Although you printed a fine article, I think Gary Dotson's position should be put in the starkest possible terms. He never raped Cathleen Crowell Webb, which she admitted. Yet he served six years in prison. Then, because Gov. James Thompson didn't want to admit that the Illinois justice system screwed up, he put Dotson on parole. Now Dotson may go back to prison to complete a sentence for a crime he didn't commit and for petty misbehaviors that would send no one else to jail for a night, especially in Illinois. A lot of people have problems similar to Gary Dotson's, but not everyone has a Governor mad at him for making the state justice system look bad. Gary Dotson might be a loser, but he is being persecuted unfairly. I was born and raised in Illinois. It is not a friendly place, as Mr. Dotson found out.
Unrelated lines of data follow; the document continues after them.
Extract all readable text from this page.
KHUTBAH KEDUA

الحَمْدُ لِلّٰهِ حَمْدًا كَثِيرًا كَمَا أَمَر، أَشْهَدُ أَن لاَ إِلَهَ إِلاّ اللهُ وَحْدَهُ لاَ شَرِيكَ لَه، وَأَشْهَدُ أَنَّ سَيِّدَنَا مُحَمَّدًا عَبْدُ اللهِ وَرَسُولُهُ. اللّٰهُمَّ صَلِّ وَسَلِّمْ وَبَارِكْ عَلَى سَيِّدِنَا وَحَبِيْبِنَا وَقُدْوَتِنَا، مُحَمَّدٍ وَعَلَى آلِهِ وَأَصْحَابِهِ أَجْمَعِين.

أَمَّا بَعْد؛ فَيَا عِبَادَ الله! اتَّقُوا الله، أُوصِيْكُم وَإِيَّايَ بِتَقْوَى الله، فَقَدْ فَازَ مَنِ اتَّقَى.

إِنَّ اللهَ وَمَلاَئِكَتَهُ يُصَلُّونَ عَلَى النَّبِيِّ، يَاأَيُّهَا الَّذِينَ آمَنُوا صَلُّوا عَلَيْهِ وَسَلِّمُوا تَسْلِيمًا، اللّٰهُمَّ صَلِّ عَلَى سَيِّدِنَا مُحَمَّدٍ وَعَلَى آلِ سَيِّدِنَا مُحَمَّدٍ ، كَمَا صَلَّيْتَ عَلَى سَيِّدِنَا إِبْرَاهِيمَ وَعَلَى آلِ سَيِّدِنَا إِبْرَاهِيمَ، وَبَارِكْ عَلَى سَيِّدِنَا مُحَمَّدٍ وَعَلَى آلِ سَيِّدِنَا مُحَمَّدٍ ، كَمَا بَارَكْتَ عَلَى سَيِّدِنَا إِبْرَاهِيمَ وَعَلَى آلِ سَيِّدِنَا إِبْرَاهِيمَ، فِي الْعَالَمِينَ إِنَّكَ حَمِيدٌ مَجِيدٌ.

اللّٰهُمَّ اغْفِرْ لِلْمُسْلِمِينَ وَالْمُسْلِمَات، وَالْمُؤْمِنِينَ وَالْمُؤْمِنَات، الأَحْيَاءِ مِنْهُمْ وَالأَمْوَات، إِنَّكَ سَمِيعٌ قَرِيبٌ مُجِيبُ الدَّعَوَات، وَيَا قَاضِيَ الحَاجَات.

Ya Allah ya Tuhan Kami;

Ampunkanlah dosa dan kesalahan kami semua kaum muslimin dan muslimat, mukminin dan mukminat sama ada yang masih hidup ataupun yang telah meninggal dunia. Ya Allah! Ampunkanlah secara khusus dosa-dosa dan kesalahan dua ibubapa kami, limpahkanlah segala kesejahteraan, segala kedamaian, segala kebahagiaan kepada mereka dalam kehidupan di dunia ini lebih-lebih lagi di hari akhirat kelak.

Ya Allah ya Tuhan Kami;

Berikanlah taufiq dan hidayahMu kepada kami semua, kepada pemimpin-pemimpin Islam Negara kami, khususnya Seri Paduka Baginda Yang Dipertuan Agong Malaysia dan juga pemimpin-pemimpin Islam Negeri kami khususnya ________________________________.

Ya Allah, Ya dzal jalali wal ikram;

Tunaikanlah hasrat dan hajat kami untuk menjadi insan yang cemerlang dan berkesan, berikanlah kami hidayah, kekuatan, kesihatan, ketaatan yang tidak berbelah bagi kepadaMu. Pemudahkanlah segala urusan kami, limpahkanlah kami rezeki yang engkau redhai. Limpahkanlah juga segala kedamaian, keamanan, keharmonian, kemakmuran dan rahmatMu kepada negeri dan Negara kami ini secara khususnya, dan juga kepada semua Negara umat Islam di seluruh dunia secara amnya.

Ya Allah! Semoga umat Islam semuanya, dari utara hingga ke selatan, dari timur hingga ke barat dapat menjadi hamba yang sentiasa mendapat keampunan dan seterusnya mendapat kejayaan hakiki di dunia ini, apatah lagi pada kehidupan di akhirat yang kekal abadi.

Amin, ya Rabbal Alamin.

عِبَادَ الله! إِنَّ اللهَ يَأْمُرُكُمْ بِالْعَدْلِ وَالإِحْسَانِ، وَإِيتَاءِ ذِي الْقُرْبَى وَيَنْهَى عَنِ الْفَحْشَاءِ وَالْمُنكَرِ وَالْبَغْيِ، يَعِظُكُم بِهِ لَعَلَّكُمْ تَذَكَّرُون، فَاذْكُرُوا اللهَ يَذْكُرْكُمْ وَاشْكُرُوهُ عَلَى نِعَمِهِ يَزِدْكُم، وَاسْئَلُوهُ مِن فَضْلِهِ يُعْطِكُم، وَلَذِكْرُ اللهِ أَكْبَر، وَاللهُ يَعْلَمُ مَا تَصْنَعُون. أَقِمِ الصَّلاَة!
I was so excited to see your article on Branford Marsalis. I went to grammar school with him. He used to sit right next to me in the eighth grade. After I read the article, I called some of our old school friends to tell them about it. Well, needless to say, everyone ran out and bought the magazine. Imagine a classmate of ours in PEOPLE. We can all remember seeing that horn and not knowing what it was. (Ha, ha.) But all kidding aside, if you're reading this, Branford, we wish you all the best of luck.
Kelly Quinn Johns
I was going through the checkout lane at the grocery store when I saw your magazine and the blaring headline. I couldn't believe my eyes—Patrick Bissell was dead. It has been five years since I worked with him and Gelsey Kirkland on a production of Swan Lake. At that time their cocaine escapades were well known among the cast and crew, and their performance reflected it. We were ashamed and shocked to see such incredible talent wasted and abused. I thank God Miss Kirkland rose out of the ashes before it was too late. I shall remember both of them fondly now that I better understand that the classic tragedies they performed were the real tragedies they lived.
Patricia Bissell has no one to blame but herself for her son's tragic death. Patrick Bissell's very sad life is an example of the devastating, long-term effects of child abuse, both physical and verbal. With a mother who was mentally unfit to raise children, poor Patrick was doomed from the day he was born.
If it is not AIDS that is killing our wonderful, artistic and talented people, it is drug abuse. What a waste. When is it ever going to end?
Santa Rosa, Calif.
Picks & Pans
If David Hiltbrand envisioned "a meadow festooned with ribbons blowing in the wind" when he listened to Robbie Robertson's album, he must have been playing the record backwards. Instead of meadows, I could smell the steamy Southern night in "Somewhere Down the Crazy River," feel the sensuous love in "Broken Arrow" and taste the dust of the revival tent in "Testimony." Hiltbrand also adds that Robertson's album doesn't have "much to grab listeners the way pop albums are designed to do." Thank God. Music hasn't touched me like this in years.